In other words, AFP has managed to highlight a very unique case—someone with a chronic condition who did not face high annual costs.
One Lupus sufferer, Erin Kotecki Vest, blogged that she was amazed at Lamb’s tale of woe after she researched the coverage provided by CoverTN. “Just ONE of my treatments ALONE wipes out everything CoverTN had to offer me,” she wrote. “I would hit CoverTN’s $25,000 annual limit the first week of January.”
In contrast to Lamb, this Lupus sufferer is thrilled to be on Obamacare. Kotecki Vest gleefully wrote in November that her family ditched her husband’s employer-provided plan after they discovered they would save nearly $19,000 a year by switching to a plan offered on healthcare.gov.
For some reason, Kotecki Vest was not asked to appear in an AFP ad. AFP did not respond to a request for comment.
I have hope that this will all sort itself out to the point at which a majority of Americans fully understand and accept that the health insurance system has been improved overall by the reforms. But I think we have to face the fact that everything that’s wrong with the American health care system writ large will now be attributed to Obamacare by a large number of Americans. And there will be no convincing them that they were not better off before. The fight is not going to magically go away once the Republicans fail to repeal or lose some more elections.
Maybe in a generation or two this will change. But I wouldn’t get my hopes up. After all, we’re still fighting off those who want to get rid of Social Security and that’s been in place since 1938. Government welfare state programs are ground zero for the ideological battle in American politics.

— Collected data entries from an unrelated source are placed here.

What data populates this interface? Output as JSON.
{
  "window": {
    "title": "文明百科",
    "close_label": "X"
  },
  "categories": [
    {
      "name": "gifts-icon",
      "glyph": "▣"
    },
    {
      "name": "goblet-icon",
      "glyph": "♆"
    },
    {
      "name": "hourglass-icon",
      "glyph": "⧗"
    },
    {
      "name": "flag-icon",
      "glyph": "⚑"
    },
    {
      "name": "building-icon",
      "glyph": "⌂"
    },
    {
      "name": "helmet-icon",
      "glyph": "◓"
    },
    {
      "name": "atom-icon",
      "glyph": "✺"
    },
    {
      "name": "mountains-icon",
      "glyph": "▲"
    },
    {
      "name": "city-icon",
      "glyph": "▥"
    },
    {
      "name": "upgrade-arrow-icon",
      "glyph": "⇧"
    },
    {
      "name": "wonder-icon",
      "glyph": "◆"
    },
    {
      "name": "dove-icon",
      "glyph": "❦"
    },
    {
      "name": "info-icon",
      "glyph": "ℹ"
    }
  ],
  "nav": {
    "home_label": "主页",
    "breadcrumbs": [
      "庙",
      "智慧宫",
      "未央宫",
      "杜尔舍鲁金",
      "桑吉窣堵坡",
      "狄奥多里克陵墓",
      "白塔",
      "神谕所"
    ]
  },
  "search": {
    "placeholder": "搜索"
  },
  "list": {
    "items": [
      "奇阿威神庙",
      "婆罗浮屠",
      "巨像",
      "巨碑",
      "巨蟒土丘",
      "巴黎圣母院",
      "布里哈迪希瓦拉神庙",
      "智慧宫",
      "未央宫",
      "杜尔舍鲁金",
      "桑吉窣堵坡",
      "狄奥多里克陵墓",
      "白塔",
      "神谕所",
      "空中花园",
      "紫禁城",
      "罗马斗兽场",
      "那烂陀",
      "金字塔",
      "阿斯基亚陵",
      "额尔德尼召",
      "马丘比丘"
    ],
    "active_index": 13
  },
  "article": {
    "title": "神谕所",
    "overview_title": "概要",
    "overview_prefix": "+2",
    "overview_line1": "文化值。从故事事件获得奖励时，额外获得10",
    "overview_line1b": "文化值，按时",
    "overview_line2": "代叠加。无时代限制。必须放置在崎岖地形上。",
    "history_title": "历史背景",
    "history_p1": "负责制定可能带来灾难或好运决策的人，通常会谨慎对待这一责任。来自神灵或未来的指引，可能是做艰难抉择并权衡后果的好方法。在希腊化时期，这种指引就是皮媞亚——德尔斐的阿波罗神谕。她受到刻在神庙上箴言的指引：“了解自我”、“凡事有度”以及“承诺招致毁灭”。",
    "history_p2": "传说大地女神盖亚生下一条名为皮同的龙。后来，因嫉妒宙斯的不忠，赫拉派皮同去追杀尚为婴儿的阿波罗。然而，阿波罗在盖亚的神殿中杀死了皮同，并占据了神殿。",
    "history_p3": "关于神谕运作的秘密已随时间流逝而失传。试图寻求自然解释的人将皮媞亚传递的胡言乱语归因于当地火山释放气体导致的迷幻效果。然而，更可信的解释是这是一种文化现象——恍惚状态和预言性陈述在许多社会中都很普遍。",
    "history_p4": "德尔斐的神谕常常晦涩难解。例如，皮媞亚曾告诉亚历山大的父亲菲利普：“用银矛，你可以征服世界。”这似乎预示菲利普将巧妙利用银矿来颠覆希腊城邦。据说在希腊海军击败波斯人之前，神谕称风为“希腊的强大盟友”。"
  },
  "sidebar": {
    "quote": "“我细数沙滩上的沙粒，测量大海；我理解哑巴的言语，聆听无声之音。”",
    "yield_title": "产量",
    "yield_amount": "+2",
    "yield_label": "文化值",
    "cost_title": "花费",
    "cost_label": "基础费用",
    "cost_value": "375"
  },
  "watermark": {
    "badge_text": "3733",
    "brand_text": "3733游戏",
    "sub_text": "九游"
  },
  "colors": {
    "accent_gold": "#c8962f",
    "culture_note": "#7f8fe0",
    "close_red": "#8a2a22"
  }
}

And anyway, even the Fact Check is so vague and equivocal in can’t help but make people throw up their hands and believe what they want to believe:
We can’t quibble with the ad’s words–we certainly would not call it a “lie”–but the lack of context is going to earn it Pinocchios. We wavered between One and Two, but ultimately settled on Two because this is really an exception that proves the rule.